が、実際はそうではなく、著者が長年読み漁ってきた進化論のお話をだらだらと、同じことを何度も書きながら続けている感じ。しかも書き方が、「~であろうか(いや、ない)」みたいな低レベルの日本語満載で、日本語力のない読者を想定しているのかと思えば、もっとすっきり書けよと思うような部分もあり、自分の好きなことをだらだら書いたら本にしてくれて、出したら大評判、というケースかな、と思ってしまう。
もちろん、上に書いた適者生存の論理のように、役に立つ部分もあるんだが、要約したら数行ですんでしまいそう。
進化論を自己責任に転嫁する社会については、これは社会学の本ではないので、軽く触れる程度で終わり。
恐竜が滅びたのは天体衝突後に地球環境が大きく変わり、それまで適者だった恐竜が適者でなくなったから、かわりに適者でなかったものが適者になり、生き残った、というのも、それはそうだよね、という思う程度。
唯一、なるほど、と感心したのは、人間は進化を進歩と考えたがっているため、進化は常によい方に行くと信じている、みたいなところか。実際はランダムで偶然に支配されているのだが、よい方に向かうというストーリーを信じたいわけで、文学なんかまさにそこから生まれている。そこに進化論の用語が利用されちゃって、人生訓にまでなっているということ。
確かに今の自分のアンテナにひっかかってくるのはここだと思う。
実は私も進化は進歩だと信じてきた。世の中はこれからもっとよくなると思って生きてきた。しかし、どうだ、今の日本。進歩どころか戦前戦中みたいになっている。日本は歴史的に退化しているわけだ。
進歩を信じるということは、能力や努力を信じるということでもあり、運でさえも努力で変えられると思うことだ。運やコネは努力で手に入れられる、みたいな言説が確かにある。
しかし、年をとるにつれて、だんだんそういうことが信じられなくなった。
特に、若い頃は将来の職業としてリアルだったものが、その後、職業として成立しづらくなる、という現象をいくつも目にすると、天体の衝突で地球の環境が大幅に変化、に通ずるものを感じてしまう。
先だって書いた「通訳翻訳ジャーナル」についてのこともそうだけど、翻訳というのは昔はやりたがる人は少なく、仕事はそこそこあった。その後、翻訳家養成ビジネスが成功し、翻訳をしたい人が増え、逆に不況で仕事は減った。翻訳家養成ビジネスが成立するために翻訳が必要、みたいな状況が20年くらい前からすでに起きている。翻訳家を多数必要としているから翻訳家養成ビジネスがあるのではなく、養成ビジネスのために翻訳があるみたいな状況。

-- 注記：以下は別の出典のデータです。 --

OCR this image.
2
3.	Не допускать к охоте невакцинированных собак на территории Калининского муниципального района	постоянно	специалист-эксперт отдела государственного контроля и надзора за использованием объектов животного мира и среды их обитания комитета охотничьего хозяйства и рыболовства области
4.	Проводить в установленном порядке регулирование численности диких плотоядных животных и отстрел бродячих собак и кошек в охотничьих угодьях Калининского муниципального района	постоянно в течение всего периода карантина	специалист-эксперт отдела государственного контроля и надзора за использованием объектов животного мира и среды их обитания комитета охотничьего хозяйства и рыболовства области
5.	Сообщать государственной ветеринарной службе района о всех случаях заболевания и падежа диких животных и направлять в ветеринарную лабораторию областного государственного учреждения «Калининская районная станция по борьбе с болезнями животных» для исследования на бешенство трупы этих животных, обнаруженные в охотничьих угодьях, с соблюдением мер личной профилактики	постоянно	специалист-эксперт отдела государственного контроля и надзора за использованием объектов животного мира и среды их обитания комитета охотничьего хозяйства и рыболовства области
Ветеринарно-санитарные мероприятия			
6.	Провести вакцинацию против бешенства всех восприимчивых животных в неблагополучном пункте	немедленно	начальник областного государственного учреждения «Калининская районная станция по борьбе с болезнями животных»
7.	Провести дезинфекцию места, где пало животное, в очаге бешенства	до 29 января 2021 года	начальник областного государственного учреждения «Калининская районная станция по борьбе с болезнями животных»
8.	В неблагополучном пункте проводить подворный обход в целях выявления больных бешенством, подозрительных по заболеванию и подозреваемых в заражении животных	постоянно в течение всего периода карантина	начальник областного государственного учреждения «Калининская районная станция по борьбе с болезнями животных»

翻訳業界がこんなふうに変化するなんて、30代までの私には想像できなかった。
大学教員の世界も私が研究者をめざしていた頃には考えられないような変化が起きたが、話すと長くなるので割愛。
そうした変化に適応して生き残っている人が適者(強者、優れた者)となるのだろう。
優秀だけど認められない症候群みたいな考え方がある一方で、単純に生き残った人が優秀なんだという考え方も強い。つか、後者ははっきりとは言わないが、脱落した人は才能がなかったのであり、生き残った人が優秀、という暗黙の了解はあちこちにある。
しかし、実際は、「理不尽な進化」が語るように、運や偶然、環境の変化によるものが大きいと思う。ただ、これを言ってしまうと努力しなくなり、努力で得られるものもある以上、人間の生き方にとっては悪影響があるのだと思う。
と、このあたりの興味で借りた本なわけだが、実際にはこの本は進化論を長年勉強してきた人の雑談みたいなものだから、それを上のような社会学に発展させることはまったくない。
前半と後半はまったく違う、というレビューもあるから、後半に期待しよう(いや、あまり期待しない方がよさそう)。
追記
最後まで読みました。科学書もどきかと思ったら、科学をネタにした哲学書もどきだった。一番嫌いなタイプ。でも、人気があるジャンルのようだ。今までこういうジャンルの棚の前に行かなかったから無事だったのだな。